We also come to realize that by doggies we have opinions that do not have to conform, that we are as writers generally not conformists as a rule… that maybe, just maybe we should have been torching our own underwear with protest groups a long time ago instead of letting the Herd think for us.

Maybe that is how we turn it around. We realize maybe to our own perverse shock and joy that all of these years we really were feminists, or conservationists, or advocates for the unlikely and un-preferred.

And then things like Literature begin making sense… becoming even more mysterious, carrying codes and secret language we never before picked up on. And we realize with giddiness that we can write that way too…that it is the unwritten, unspoken challenge of the profession to do so…

Suddenly we realize we have actual opinions about the way things have played out in wars, in society, in the ways we treat each other right here in our own generational decades.

Suddenly our age informs our writing… and we cannot stop it.

And we begin to build monsters, looking for ways to say what we have by evolution come to realize: that we are where we are because we did not speak up when it counted, when it was for ourselves. We believed the mythology. And there is only one way to break out of our self-imposed misery…

We write.

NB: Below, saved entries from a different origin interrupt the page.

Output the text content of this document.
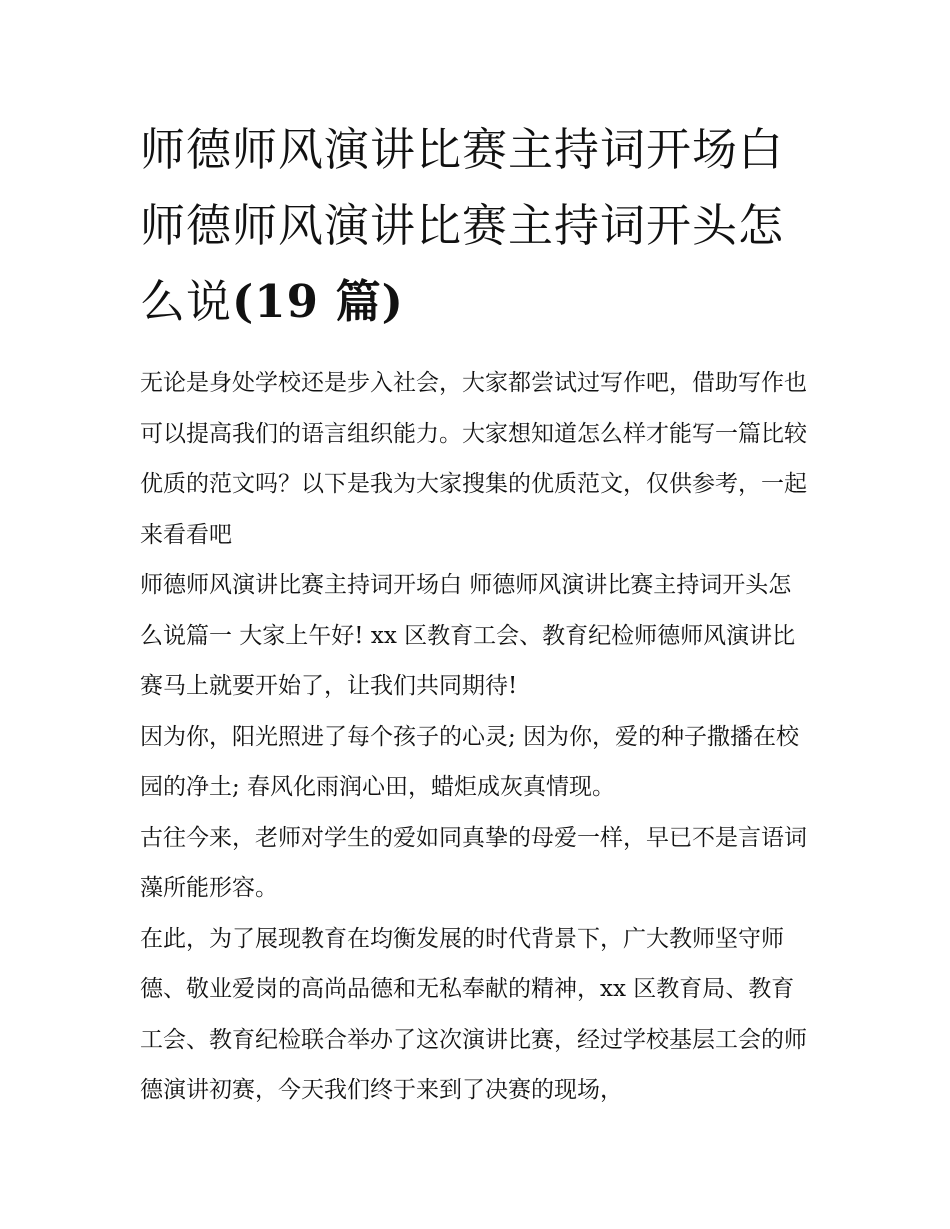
师德师风演讲比赛主持词开场白 师德师风演讲比赛主持词开头怎么说(19 篇)

无论是身处学校还是步入社会，大家都尝试过写作吧，借助写作也可以提高我们的语言组织能力。大家想知道怎么样才能写一篇比较优质的范文吗？以下是我为大家搜集的优质范文，仅供参考，一起来看看吧

师德师风演讲比赛主持词开场白 师德师风演讲比赛主持词开头怎么说篇一 大家上午好! xx 区教育工会、教育纪检师德师风演讲比赛马上就要开始了，让我们共同期待!

因为你，阳光照进了每个孩子的心灵; 因为你，爱的种子撒播在校园的净土; 春风化雨润心田，蜡炬成灰真情现。

古往今来，老师对学生的爱如同真挚的母爱一样，早已不是言语词藻所能形容。

在此，为了展现教育在均衡发展的时代背景下，广大教师坚守师德、敬业爱岗的高尚品德和无私奉献的精神，xx 区教育局、教育工会、教育纪检联合举办了这次演讲比赛，经过学校基层工会的师德演讲初赛，今天我们终于来到了决赛的现场，
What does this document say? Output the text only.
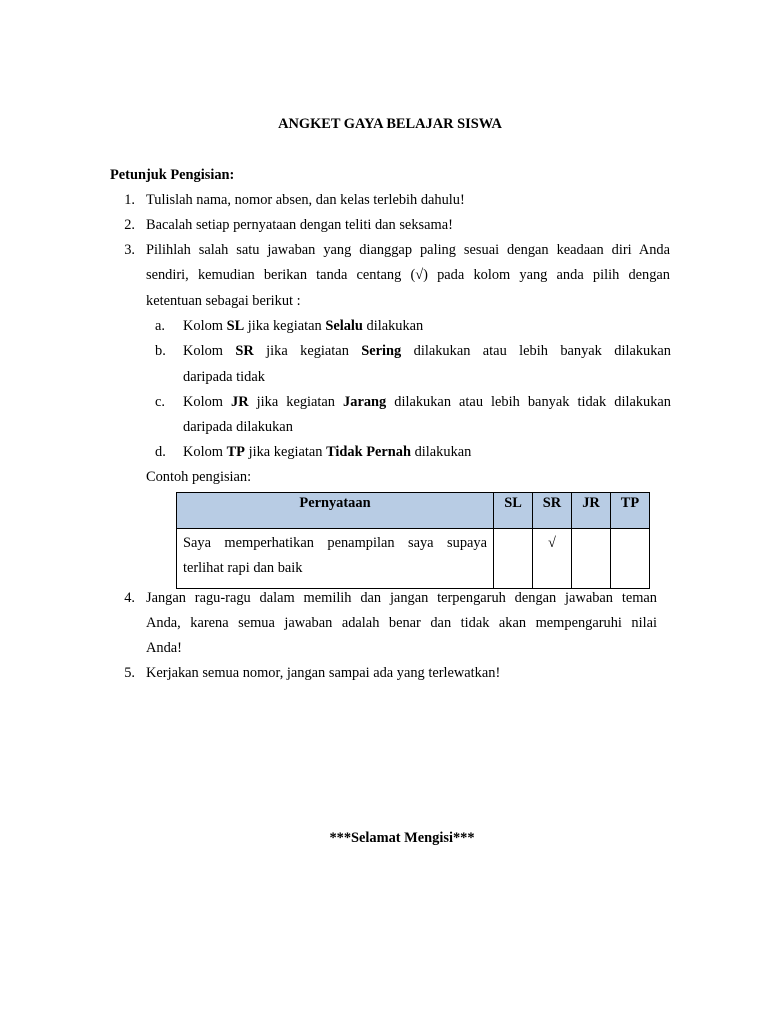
ANGKET GAYA BELAJAR SISWA
Petunjuk Pengisian:
1. Tulislah nama, nomor absen, dan kelas terlebih dahulu!
2. Bacalah setiap pernyataan dengan teliti dan seksama!
3. Pilihlah salah satu jawaban yang dianggap paling sesuai dengan keadaan diri Anda
sendiri, kemudian berikan tanda centang (√) pada kolom yang anda pilih dengan
ketentuan sebagai berikut :
a. Kolom SL jika kegiatan Selalu dilakukan
b. Kolom SR jika kegiatan Sering dilakukan atau lebih banyak dilakukan
daripada tidak
c. Kolom JR jika kegiatan Jarang dilakukan atau lebih banyak tidak dilakukan
daripada dilakukan
d. Kolom TP jika kegiatan Tidak Pernah dilakukan
Contoh pengisian:
Pernyataan	SL	SR	JR	TP

Saya memperhatikan penampilan saya supaya terlihat rapi dan baik		√		

4. Jangan ragu-ragu dalam memilih dan jangan terpengaruh dengan jawaban teman
Anda, karena semua jawaban adalah benar dan tidak akan mempengaruhi nilai
Anda!
5. Kerjakan semua nomor, jangan sampai ada yang terlewatkan!
***Selamat Mengisi***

We are writers. That is what we do.

Don’t be surprised if there are tentacles.

We warned you.

 

11 thoughts on “Caution: Tentacles May Deploy Without Warning (or, How Your Age Informs Your Fiction Writing Success)

  1. Great article! As you say – ‘Because it takes some living to write what you know. And it takes even more living to write what you believe’. I couldn’t agree more, besides there’s just no way I had the life experience when I was younger, and I didn’t have the passion either. Now (55) feels perfect for me, whatever may come of it, I do the best I possibly can.

    Liked by 1 person

  2. Yes! It is never too late to begin whatever you wish to do. We are only as old as we tell ourselves, by our actions and are perceptions. I have always believed that an age is only relative to what you believe about age. Thank you KC, once again for a fantastic, pertinent post that everyone should read! K D

    Liked by 2 people

    1. And thank you for saying so! It’s time we got a little militant in defending our right to continue to grow and experience life… it ain’t over til we SAY it’s over! And we know a lot more than we are commonly given credit for. Grey Panthers unite!